Last Saturday was Record Store Day- an international event focusing on independent record stores and featuring as a range of special album releases which are only available on the day. It was started as a response to Comic Book Store Day, which is much the same arrangement, except for comics. My question is, do you think there will ever be a Games Store Day? Would it be a good idea? Do we even need one? - beemoh
Chris - It does sound like a good idea but I think I'm right in saying (and please do shoot me down if I'm wrong) that indie comics and indie albums are cheaper to make than indie video games. I suppose there's always the occasional Humble Indie Bundle, but it's really just a different type of industry because you already have freemium games, while you can't really get freemium comics or albums.
Tamoor - Free comic day is the best! But as long as games still cost as much as they do to make, that won't happen. The best we can hope for is that more platform holders and publishers adopt Valve's strategy of frequently holding sales.
Do you guys feel that zombies are overdone these days? I certainly do. Half the games that aren't even zombie games seem to have zombies in them to some degree, even if they're just an enemy that acts like a zombie. Don't get me wrong... zombies used to be cool, and I love me a bit of Left 4 Dead 2 or Dead Rising 2 now and then. But it's just getting too much these days. - TerrorK
Chris - I'm a huge horror film fan so zombie movies are my bread and butter, but you're absolutely right. Zombies - in both films and games - are just lazy and unimaginative now. It seems to be that every amateur filmmaker who wants to make a horror film does a zombie movie because they're easy to do and don't need clever imagery or creature effects, and any game developer looking for something to make their game 'quirky' puts zombies in it because everyone loves zombies, don't they?

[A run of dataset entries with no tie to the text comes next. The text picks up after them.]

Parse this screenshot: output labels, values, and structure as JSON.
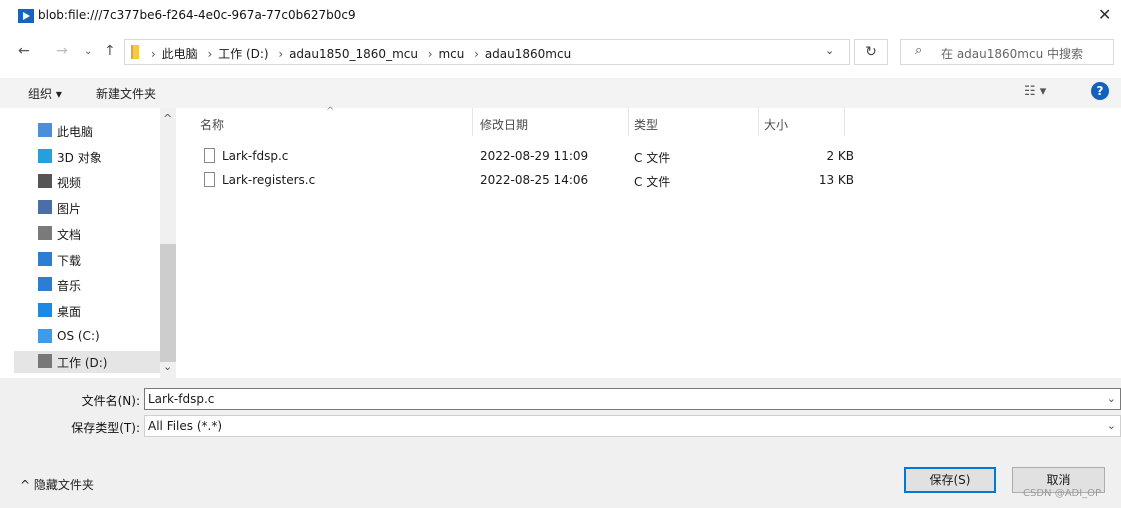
{
  "window": {
    "title": "blob:file:///7c377be6-f264-4e0c-967a-77c0b627b0c9",
    "close_label": "✕"
  },
  "address": {
    "crumbs": [
      "此电脑",
      "工作 (D:)",
      "adau1850_1860_mcu",
      "mcu",
      "adau1860mcu"
    ],
    "search_placeholder": "在 adau1860mcu 中搜索"
  },
  "toolbar": {
    "organize_label": "组织 ▾",
    "new_folder_label": "新建文件夹"
  },
  "nav": {
    "items": [
      {
        "label": "此电脑",
        "icon": "computer-icon",
        "color": "#4a90d9"
      },
      {
        "label": "3D 对象",
        "icon": "cube-icon",
        "color": "#26a0da"
      },
      {
        "label": "视频",
        "icon": "film-icon",
        "color": "#555555"
      },
      {
        "label": "图片",
        "icon": "picture-icon",
        "color": "#4a6fa5"
      },
      {
        "label": "文档",
        "icon": "document-icon",
        "color": "#7a7a7a"
      },
      {
        "label": "下载",
        "icon": "download-icon",
        "color": "#2d7dd2"
      },
      {
        "label": "音乐",
        "icon": "music-icon",
        "color": "#2d7dd2"
      },
      {
        "label": "桌面",
        "icon": "desktop-icon",
        "color": "#1e88e5"
      },
      {
        "label": "OS (C:)",
        "icon": "os-drive-icon",
        "color": "#3d9be9"
      },
      {
        "label": "工作 (D:)",
        "icon": "drive-icon",
        "color": "#777777"
      }
    ]
  },
  "columns": {
    "name": "名称",
    "date": "修改日期",
    "type": "类型",
    "size": "大小"
  },
  "files": [
    {
      "name": "Lark-fdsp.c",
      "date": "2022-08-29 11:09",
      "type": "C 文件",
      "size": "2 KB"
    },
    {
      "name": "Lark-registers.c",
      "date": "2022-08-25 14:06",
      "type": "C 文件",
      "size": "13 KB"
    }
  ],
  "form": {
    "filename_label": "文件名(N):",
    "filename_value": "Lark-fdsp.c",
    "filetype_label": "保存类型(T):",
    "filetype_value": "All Files (*.*)"
  },
  "footer": {
    "hide_folders_label": "^ 隐藏文件夹",
    "save_label": "保存(S)",
    "cancel_label": "取消",
    "watermark": "CSDN @ADI_OP"
  },
  "colors": {
    "accent": "#0078d7",
    "help": "#1560bd",
    "selection": "#e5e5e5"
  }
}
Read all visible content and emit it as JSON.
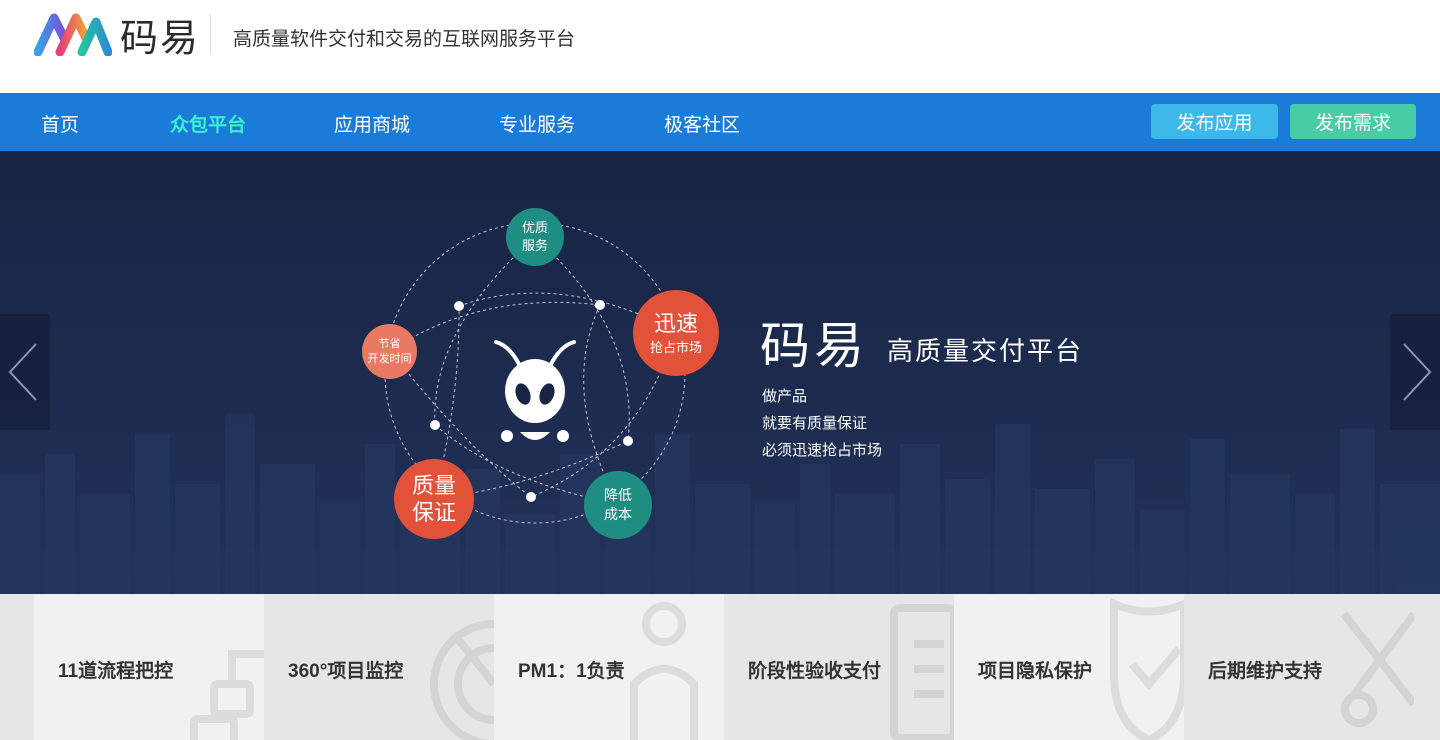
{
  "header": {
    "logo_text": "码易",
    "slogan": "高质量软件交付和交易的互联网服务平台"
  },
  "nav": {
    "items": [
      {
        "label": "首页",
        "active": false
      },
      {
        "label": "众包平台",
        "active": true
      },
      {
        "label": "应用商城",
        "active": false
      },
      {
        "label": "专业服务",
        "active": false
      },
      {
        "label": "极客社区",
        "active": false
      }
    ],
    "publish_app": "发布应用",
    "publish_req": "发布需求"
  },
  "banner": {
    "title": "码易",
    "subtitle": "高质量交付平台",
    "lines": [
      "做产品",
      "就要有质量保证",
      "必须迅速抢占市场"
    ],
    "bubbles": {
      "service_1": "优质",
      "service_2": "服务",
      "fast_1": "迅速",
      "fast_2": "抢占市场",
      "save_1": "节省",
      "save_2": "开发时间",
      "quality_1": "质量",
      "quality_2": "保证",
      "cost_1": "降低",
      "cost_2": "成本"
    }
  },
  "features": [
    "11道流程把控",
    "360°项目监控",
    "PM1：1负责",
    "阶段性验收支付",
    "项目隐私保护",
    "后期维护支持"
  ],
  "colors": {
    "nav_bg": "#1b7bd8",
    "nav_active": "#3af0d0",
    "btn_app": "#3cb9e9",
    "btn_req": "#48cca6",
    "banner_bg": "#182443",
    "teal": "#1f8e82",
    "red": "#e2513a"
  }
}
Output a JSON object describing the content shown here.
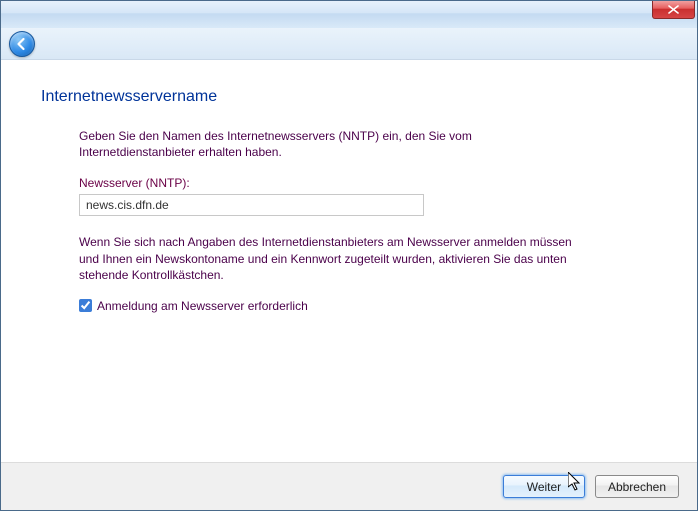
{
  "page": {
    "title": "Internetnewsservername",
    "intro": "Geben Sie den Namen des Internetnewsservers (NNTP) ein, den Sie vom Internetdienstanbieter erhalten haben.",
    "fieldLabel": "Newsserver (NNTP):",
    "fieldValue": "news.cis.dfn.de",
    "note": "Wenn Sie sich nach Angaben des Internetdienstanbieters am Newsserver anmelden müssen und Ihnen ein Newskontoname und ein Kennwort zugeteilt wurden, aktivieren Sie das unten stehende Kontrollkästchen.",
    "checkboxLabel": "Anmeldung am Newsserver erforderlich",
    "checkboxChecked": true
  },
  "buttons": {
    "next": "Weiter",
    "cancel": "Abbrechen"
  }
}
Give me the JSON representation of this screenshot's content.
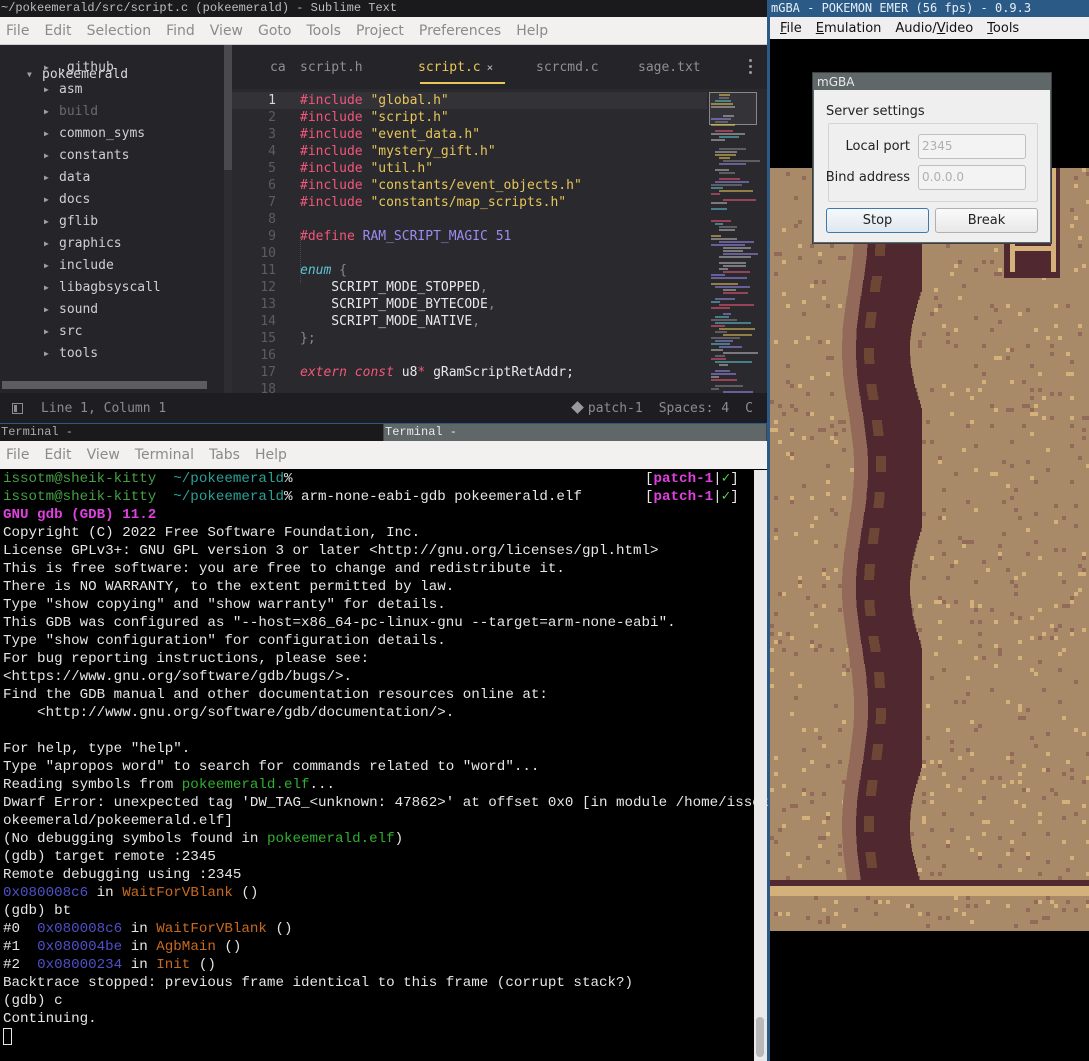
{
  "sublime": {
    "title": "~/pokeemerald/src/script.c (pokeemerald) - Sublime Text",
    "menu": [
      "File",
      "Edit",
      "Selection",
      "Find",
      "View",
      "Goto",
      "Tools",
      "Project",
      "Preferences",
      "Help"
    ],
    "sidebar": {
      "root": "pokeemerald",
      "items": [
        {
          "label": ".github",
          "dim": false
        },
        {
          "label": "asm",
          "dim": false
        },
        {
          "label": "build",
          "dim": true
        },
        {
          "label": "common_syms",
          "dim": false
        },
        {
          "label": "constants",
          "dim": false
        },
        {
          "label": "data",
          "dim": false
        },
        {
          "label": "docs",
          "dim": false
        },
        {
          "label": "gflib",
          "dim": false
        },
        {
          "label": "graphics",
          "dim": false
        },
        {
          "label": "include",
          "dim": false
        },
        {
          "label": "libagbsyscall",
          "dim": false
        },
        {
          "label": "sound",
          "dim": false
        },
        {
          "label": "src",
          "dim": false
        },
        {
          "label": "tools",
          "dim": false
        }
      ]
    },
    "tabs": [
      {
        "label": "ca",
        "active": false
      },
      {
        "label": "script.h",
        "active": false
      },
      {
        "label": "script.c",
        "active": true,
        "close": "×"
      },
      {
        "label": "scrcmd.c",
        "active": false
      },
      {
        "label": "sage.txt",
        "active": false
      }
    ],
    "code": [
      [
        [
          "kw",
          "#include"
        ],
        [
          "pl",
          " "
        ],
        [
          "str",
          "\"global.h\""
        ]
      ],
      [
        [
          "kw",
          "#include"
        ],
        [
          "pl",
          " "
        ],
        [
          "str",
          "\"script.h\""
        ]
      ],
      [
        [
          "kw",
          "#include"
        ],
        [
          "pl",
          " "
        ],
        [
          "str",
          "\"event_data.h\""
        ]
      ],
      [
        [
          "kw",
          "#include"
        ],
        [
          "pl",
          " "
        ],
        [
          "str",
          "\"mystery_gift.h\""
        ]
      ],
      [
        [
          "kw",
          "#include"
        ],
        [
          "pl",
          " "
        ],
        [
          "str",
          "\"util.h\""
        ]
      ],
      [
        [
          "kw",
          "#include"
        ],
        [
          "pl",
          " "
        ],
        [
          "str",
          "\"constants/event_objects.h\""
        ]
      ],
      [
        [
          "kw",
          "#include"
        ],
        [
          "pl",
          " "
        ],
        [
          "str",
          "\"constants/map_scripts.h\""
        ]
      ],
      [],
      [
        [
          "kw",
          "#define"
        ],
        [
          "pl",
          " "
        ],
        [
          "mac",
          "RAM_SCRIPT_MAGIC"
        ],
        [
          "pl",
          " "
        ],
        [
          "num",
          "51"
        ]
      ],
      [],
      [
        [
          "enm",
          "enum"
        ],
        [
          "pl",
          " "
        ],
        [
          "pn",
          "{"
        ]
      ],
      [
        [
          "pl",
          "    SCRIPT_MODE_STOPPED"
        ],
        [
          "pn",
          ","
        ]
      ],
      [
        [
          "pl",
          "    SCRIPT_MODE_BYTECODE"
        ],
        [
          "pn",
          ","
        ]
      ],
      [
        [
          "pl",
          "    SCRIPT_MODE_NATIVE"
        ],
        [
          "pn",
          ","
        ]
      ],
      [
        [
          "pn",
          "};"
        ]
      ],
      [],
      [
        [
          "em",
          "extern"
        ],
        [
          "pl",
          " "
        ],
        [
          "em",
          "const"
        ],
        [
          "pl",
          " u8"
        ],
        [
          "kw",
          "*"
        ],
        [
          "pl",
          " gRamScriptRetAddr;"
        ]
      ]
    ],
    "status": {
      "position": "Line 1, Column 1",
      "branch": "patch-1",
      "indent": "Spaces: 4",
      "syntax": "C"
    }
  },
  "terminal": {
    "tabs": [
      {
        "label": "Terminal -",
        "active": false
      },
      {
        "label": "Terminal -",
        "active": true
      }
    ],
    "menu": [
      "File",
      "Edit",
      "View",
      "Terminal",
      "Tabs",
      "Help"
    ],
    "rprompt": {
      "branch": "patch-1",
      "sep": "|",
      "check": "✓"
    },
    "lines": [
      {
        "segs": [
          [
            "t-user",
            "issotm@sheik-kitty"
          ],
          [
            "",
            "  "
          ],
          [
            "t-cwd",
            "~/pokeemerald"
          ],
          [
            "",
            "%"
          ]
        ],
        "rprompt": true
      },
      {
        "segs": [
          [
            "t-user",
            "issotm@sheik-kitty"
          ],
          [
            "",
            "  "
          ],
          [
            "t-cwd",
            "~/pokeemerald"
          ],
          [
            "",
            "% arm-none-eabi-gdb pokeemerald.elf"
          ]
        ],
        "rprompt": true
      },
      {
        "segs": [
          [
            "t-pink",
            "GNU gdb (GDB) 11.2"
          ]
        ]
      },
      {
        "segs": [
          [
            "",
            "Copyright (C) 2022 Free Software Foundation, Inc."
          ]
        ]
      },
      {
        "segs": [
          [
            "",
            "License GPLv3+: GNU GPL version 3 or later <http://gnu.org/licenses/gpl.html>"
          ]
        ]
      },
      {
        "segs": [
          [
            "",
            "This is free software: you are free to change and redistribute it."
          ]
        ]
      },
      {
        "segs": [
          [
            "",
            "There is NO WARRANTY, to the extent permitted by law."
          ]
        ]
      },
      {
        "segs": [
          [
            "",
            "Type \"show copying\" and \"show warranty\" for details."
          ]
        ]
      },
      {
        "segs": [
          [
            "",
            "This GDB was configured as \"--host=x86_64-pc-linux-gnu --target=arm-none-eabi\"."
          ]
        ]
      },
      {
        "segs": [
          [
            "",
            "Type \"show configuration\" for configuration details."
          ]
        ]
      },
      {
        "segs": [
          [
            "",
            "For bug reporting instructions, please see:"
          ]
        ]
      },
      {
        "segs": [
          [
            "",
            "<https://www.gnu.org/software/gdb/bugs/>."
          ]
        ]
      },
      {
        "segs": [
          [
            "",
            "Find the GDB manual and other documentation resources online at:"
          ]
        ]
      },
      {
        "segs": [
          [
            "",
            "    <http://www.gnu.org/software/gdb/documentation/>."
          ]
        ]
      },
      {
        "segs": [
          [
            "",
            ""
          ]
        ]
      },
      {
        "segs": [
          [
            "",
            "For help, type \"help\"."
          ]
        ]
      },
      {
        "segs": [
          [
            "",
            "Type \"apropos word\" to search for commands related to \"word\"..."
          ]
        ]
      },
      {
        "segs": [
          [
            "",
            "Reading symbols from "
          ],
          [
            "t-green",
            "pokeemerald.elf"
          ],
          [
            "",
            "..."
          ]
        ]
      },
      {
        "segs": [
          [
            "",
            "Dwarf Error: unexpected tag 'DW_TAG_<unknown: 47862>' at offset 0x0 [in module /home/issotm/p"
          ]
        ]
      },
      {
        "segs": [
          [
            "",
            "okeemerald/pokeemerald.elf]"
          ]
        ]
      },
      {
        "segs": [
          [
            "",
            "(No debugging symbols found in "
          ],
          [
            "t-green",
            "pokeemerald.elf"
          ],
          [
            "",
            ")"
          ]
        ]
      },
      {
        "segs": [
          [
            "",
            "(gdb) target remote :2345"
          ]
        ]
      },
      {
        "segs": [
          [
            "",
            "Remote debugging using :2345"
          ]
        ]
      },
      {
        "segs": [
          [
            "t-addr",
            "0x080008c6"
          ],
          [
            "",
            " in "
          ],
          [
            "t-func",
            "WaitForVBlank"
          ],
          [
            "",
            " ()"
          ]
        ]
      },
      {
        "segs": [
          [
            "",
            "(gdb) bt"
          ]
        ]
      },
      {
        "segs": [
          [
            "",
            "#0  "
          ],
          [
            "t-addr",
            "0x080008c6"
          ],
          [
            "",
            " in "
          ],
          [
            "t-func",
            "WaitForVBlank"
          ],
          [
            "",
            " ()"
          ]
        ]
      },
      {
        "segs": [
          [
            "",
            "#1  "
          ],
          [
            "t-addr",
            "0x080004be"
          ],
          [
            "",
            " in "
          ],
          [
            "t-func",
            "AgbMain"
          ],
          [
            "",
            " ()"
          ]
        ]
      },
      {
        "segs": [
          [
            "",
            "#2  "
          ],
          [
            "t-addr",
            "0x08000234"
          ],
          [
            "",
            " in "
          ],
          [
            "t-func",
            "Init"
          ],
          [
            "",
            " ()"
          ]
        ]
      },
      {
        "segs": [
          [
            "",
            "Backtrace stopped: previous frame identical to this frame (corrupt stack?)"
          ]
        ]
      },
      {
        "segs": [
          [
            "",
            "(gdb) c"
          ]
        ]
      },
      {
        "segs": [
          [
            "",
            "Continuing."
          ]
        ]
      }
    ]
  },
  "mgba": {
    "title": "mGBA - POKEMON EMER (56 fps) - 0.9.3",
    "menu": [
      {
        "first": "F",
        "rest": "ile"
      },
      {
        "first": "E",
        "rest": "mulation"
      },
      {
        "pre": "Audio/",
        "first": "V",
        "rest": "ideo"
      },
      {
        "first": "T",
        "rest": "ools"
      }
    ],
    "dialog": {
      "title": "mGBA",
      "group_label": "Server settings",
      "local_port_label": "Local port",
      "local_port_value": "2345",
      "bind_address_label": "Bind address",
      "bind_address_value": "0.0.0.0",
      "stop_label": "Stop",
      "break_label": "Break"
    },
    "palette": {
      "sand": "#a98a68",
      "sand_light": "#d4b07a",
      "sand_mid": "#93695a",
      "crack_dark": "#4f2830",
      "crack_mid": "#6e4636"
    }
  }
}
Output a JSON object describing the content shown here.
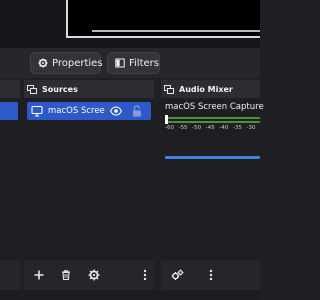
{
  "toolbar": {
    "properties_label": "Properties",
    "filters_label": "Filters"
  },
  "docks": {
    "sources": {
      "title": "Sources",
      "items": [
        {
          "name": "macOS Scree",
          "selected": true
        }
      ]
    },
    "audio_mixer": {
      "title": "Audio Mixer",
      "channel_name": "macOS Screen Capture",
      "meter_ticks": [
        "-60",
        "-55",
        "-50",
        "-45",
        "-40",
        "-35",
        "-30"
      ]
    }
  },
  "icons": {
    "properties": "gear-icon",
    "filters": "filter-icon",
    "dock_title": "dock-undock-icon",
    "source_type": "monitor-icon",
    "visibility": "eye-icon",
    "lock": "lock-icon",
    "add": "plus-icon",
    "remove": "trash-icon",
    "settings": "gear-icon",
    "more": "kebab-menu-icon",
    "mixer_settings": "gears-icon"
  },
  "colors": {
    "selection": "#2e59c9",
    "meter_green": "#4c8f3c",
    "volume_blue": "#3d84e0",
    "panel_bg": "#25252b"
  }
}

Yes, everyone does love zombies. Everyone loves chocolate too, but if someone made you eat a hundred bars of chocolate in a row, chances are you'd like it a lot less. Chances are it'd be a long time before you ever wanted to eat chocolate again. That's where I am right now with zombie games. However, I'm sure a few years now the metaphorical chocolate incident will have become a distant memory and I'll start craving Curly Wurlys again. If you follow.
Tamoor - Yeah, I'm about done with zombies. Well, I'm done with zombies in the shooter context, maybe zombies need to branch out into new genres. Dance Dance Zombie please.
Shaun - Yes, zombies are overdone - DayZ excepted. Zombies are an easy fallback for developers because there's little need to invest too heavily in enemy AI. Staggering idiots with no projectile weapons are a cinch compared to, say, soliders who aim, duck behind cover, flank you etc.
What was the last game you finished and felt down afterwards because it had to end? I just finished Deadly Premonition and will miss the crazy world now it's over. - El Mag
Chris - Super Mario Galaxy. Every single level in that game was a work of magic and when I realised there were no more I was properly gutted. It's rare you get a game where every single level offers something completely new, and there were some mechanics in that game that were introduced for a single level then just tossed away, mechanics that were so good other developers could focus entire games around them.
Tamoor - DmC. Still my favourite game of the year (sorry BioShock).
Rob - Peace Walker. Spent 90 hours on that and loved most of it. Epic boss battles are an easy way to win me over, so the fact it had about fifty of them (I'm counting the tank and armoured vehicle battled) I was really chuffed.
Shaun - Dark Souls. I stopped playing games recreationally for a couple of months when I completed it. There's nothing like the world of Lordran.